Take me out to the ball game (con notitas musicales)

Normalmente intento ir una vez al año a ver un partido de baseball. En sí, el ritmo de juego es lento y bastante aburrido. Ver lanzar, batear, strike, out, siguiente turno. La gente se para seguido y tienes que estar cabeceando de vez en cuando para esquivarlos y ver si algo pasa, curiosamente siempre pasa cuando tienes alguien enfrente y el partido dura horas.

Aún así irse al estadio es todo un ritual de coliseo que me encanta. En el caso de Detroit, el estadio tiene menos de 10 años y las gradas voltean a ver a los edificios del centro de la ciudad. Concientes de lo lento del juego, el entorno es amigable a los niños e impacientes. Tiene un restaurante dentro, dos bares, juegos para niños, lo que incluye una rueda de la fortuna con canastas en forma de pelotas de baseball; cuatro tiendas oficiales del equipo y centenares de puestos de hamburguesas, pizzas, hot dogs y bebidas alcoholicas.

A diferencia de México, las areas no están restringidas, por lo que en cualquier momento de puedes cambiar a un mejor lugar cuyos dueños ya se aburrieron, y aunque la afición es grande nunca se comparará con el ruido que hacen los estadios mexicanos.

Este año decidimos ir a finales de año, con Roberto y Juliana. Como siempre, esas decisiones se toman una noche antes en un bar, por lo que llegamos sin boletos. El estadio a reventar porque era el día de la familia en Estados Unidos.
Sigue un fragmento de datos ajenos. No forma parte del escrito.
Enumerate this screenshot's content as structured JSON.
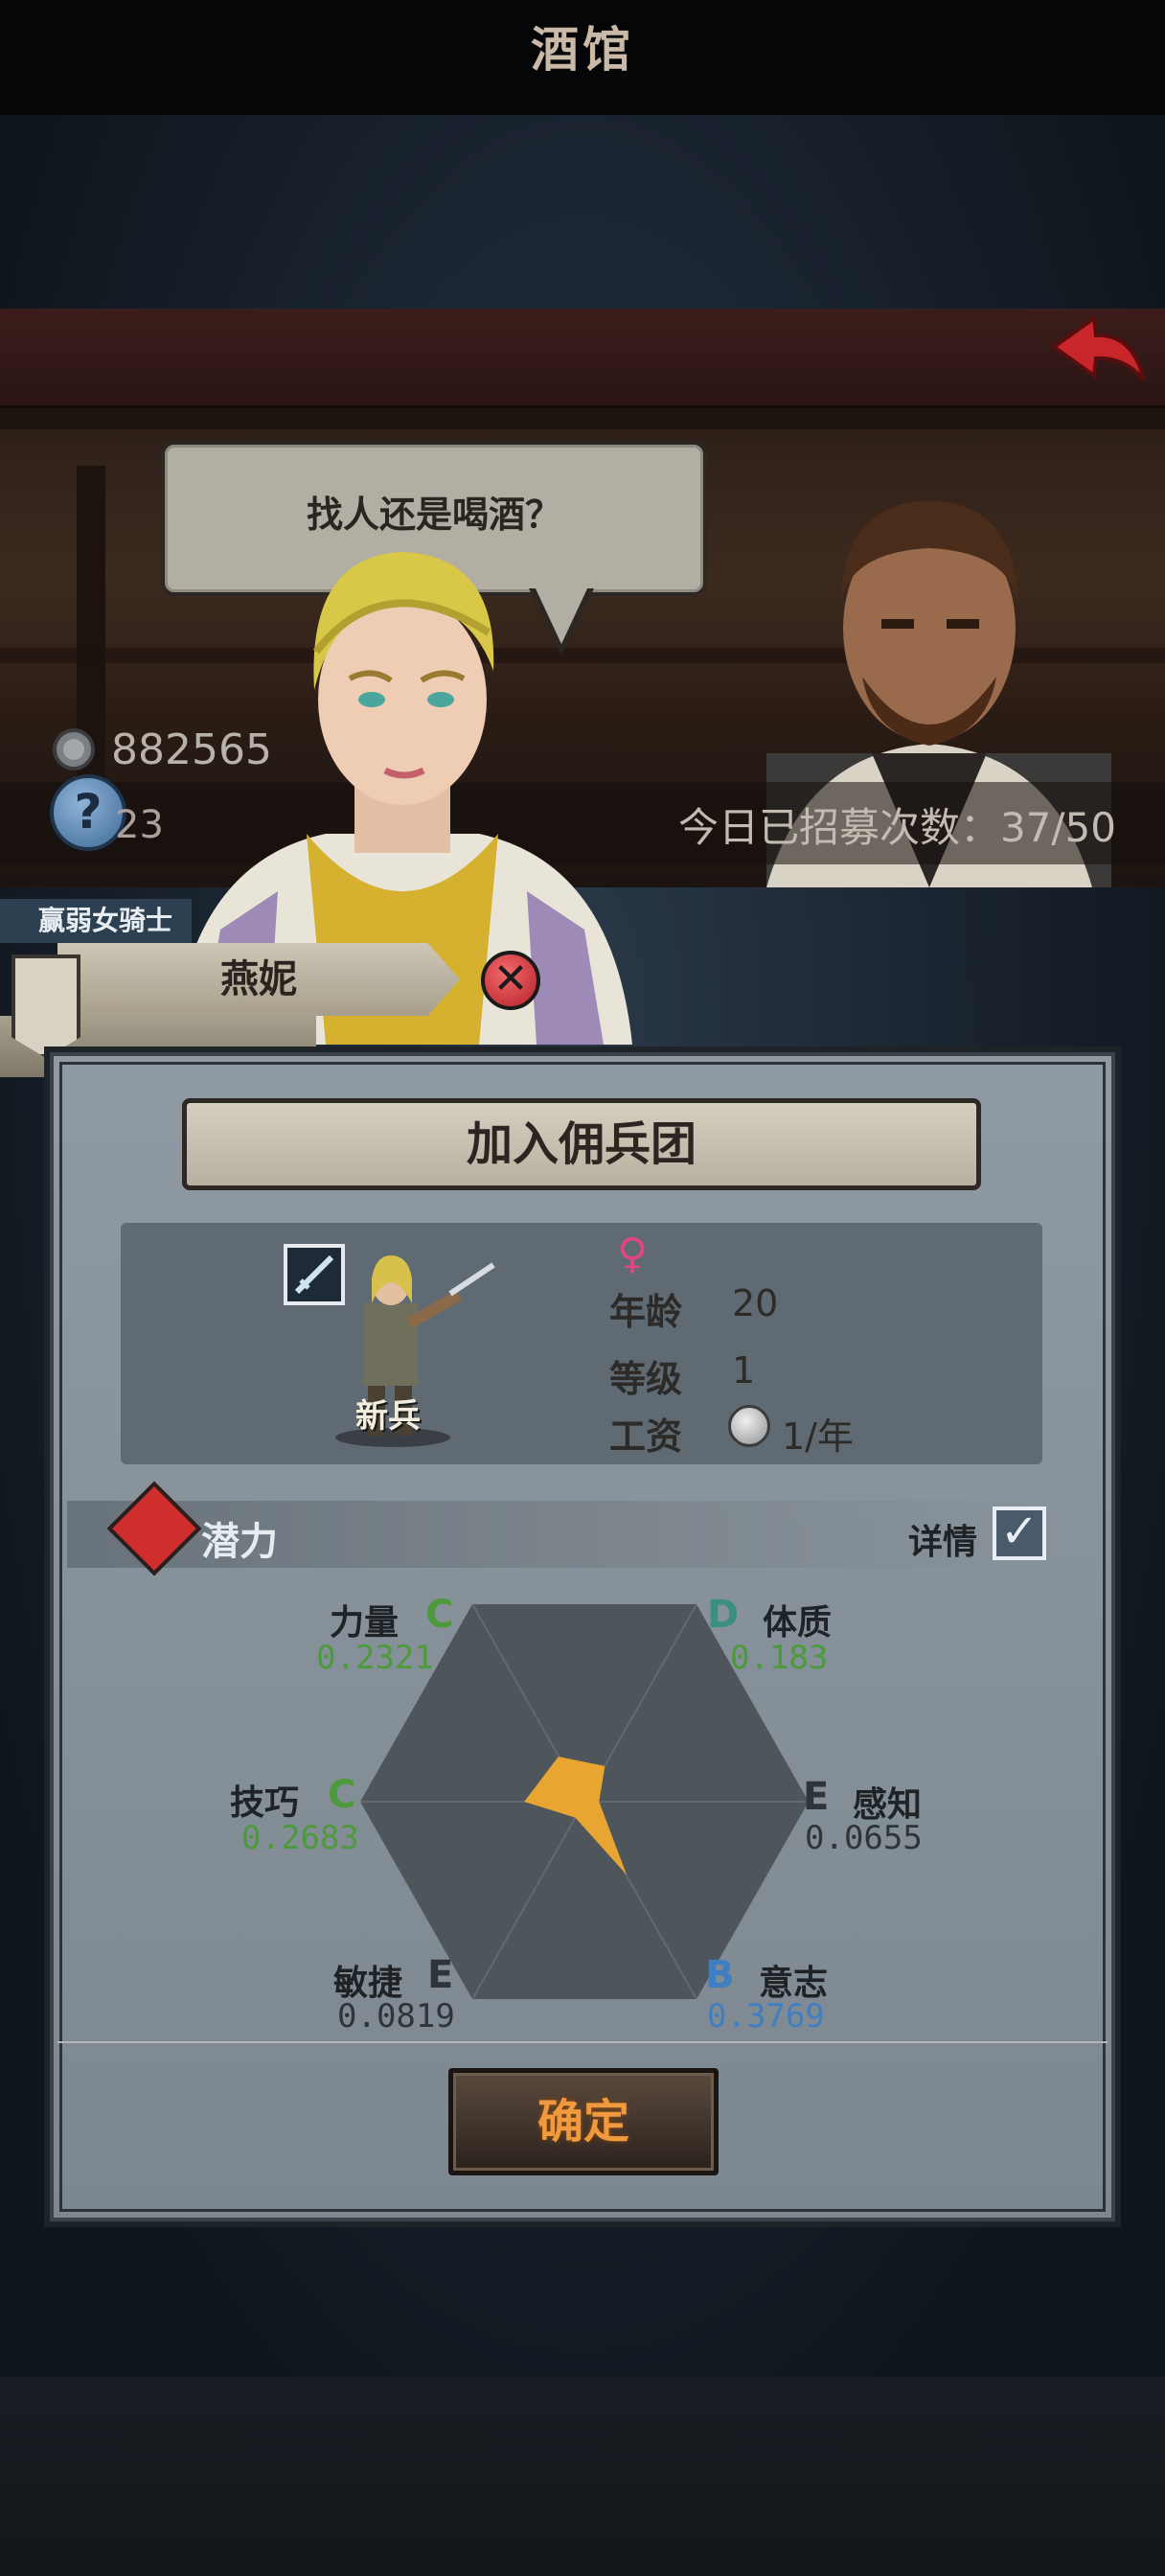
{
  "tavern": {
    "title": "酒馆",
    "speech": "找人还是喝酒？",
    "silver": "882565",
    "help_count": "23",
    "recruit_count": "今日已招募次数：37/50"
  },
  "hero": {
    "title": "赢弱女骑士",
    "name": "燕妮"
  },
  "dialog": {
    "title": "加入佣兵团",
    "class_label": "新兵",
    "gender_icon": "female-icon",
    "age_label": "年龄",
    "age_value": "20",
    "level_label": "等级",
    "level_value": "1",
    "wage_label": "工资",
    "wage_value": "1/年",
    "potential_label": "潜力",
    "details_label": "详情",
    "details_checked": true,
    "confirm_label": "确定"
  },
  "chart_data": {
    "type": "radar",
    "axes": [
      "力量",
      "体质",
      "感知",
      "意志",
      "敏捷",
      "技巧"
    ],
    "grades": [
      "C",
      "D",
      "E",
      "B",
      "E",
      "C"
    ],
    "values": [
      0.2321,
      0.183,
      0.0655,
      0.3769,
      0.0819,
      0.2683
    ],
    "display_values": [
      "0.2321",
      "0.183",
      "0.0655",
      "0.3769",
      "0.0819",
      "0.2683"
    ],
    "max": 1.0,
    "fill_color": "#e8a531"
  },
  "colors": {
    "grade_C": "#4d9a3c",
    "grade_D": "#3a8f7f",
    "grade_E": "#2f3438",
    "grade_B": "#3f7ec0"
  }
}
Por lo que lo único a lo que aspirabamos era a boletos de pie en una terraza detrás del jardín derecho. Lo primero que cruzó nuestra cabeza fue buscar a los revendedores de boletos que seguramente tendrían lugares sentados.

Encontrar cuatro boletos juntos era una cosa rara y eso les subió el valor. Después de buscar por un buen rato y a punto de darnos por vencido nos encontramos con un tipo que se presentó con el nombre de James y nos ofreció cuatro boletos juntos en lugares inmejorables a precios accesibles. Pero aún así era bastante caro y terminamos en el cajero sacando lana para entrar al estadio en ese soleado día de mayo. A final de cuentas cerramos el trato mientras James me hacía algo de plática. "Les daría unos boletos que son mejores, pero creo que los puedo vender mucho más caros. Y hoy ha sido un día bastante ocupado", me dijo balanceandose impacientemente y usando palabras en slang y que me querían dar a entender que realmente trabajaba de sol a sol. A final de cuentas, ¿cuánto tiempo se puede quedar el tipo esperando a vender los boletos?. "No me voy hasta vender todos los boletos que tengo. A veces se venden rápido y otras veces se tardan más, pero nunca falta el par de personas que llegan en la séptima entrada buscando entrar en el estadio. Afortunadamente siempre he tenido suerte." Finalmente cerramos el trato y el buen James nos dio los boletos junto con su tarjeta. "Cuando quieran boletos para cualquier evento deportivo, espectáculos o shows, llámenme".

Poco después nos dimos cuenta de tres cosas. Los lugares no eran inmejorables, el precio no era accesible y el cabrón este en su tarjeta tenía no solo su teléfono y su sitio web, sino también un número 1.800. A final de cuentas y con los boletos en la mano, no nos quedaba de otra que disfrutar el juego. Cosa que hicimos porque los Tigres ganaron 7 carreras a 1 contra un equipo de cuyo nombre ya no me acuerdo. Solo disfrutaba gritarles un rato a los jugadores, aplaudir, cantar, ir por cheves, pizza y hacer la ola, que duró un rato hasta que el equipo local pegó un hit.

Después del juego nos fuimos al Heidelberg Project, pero esa es otra historia.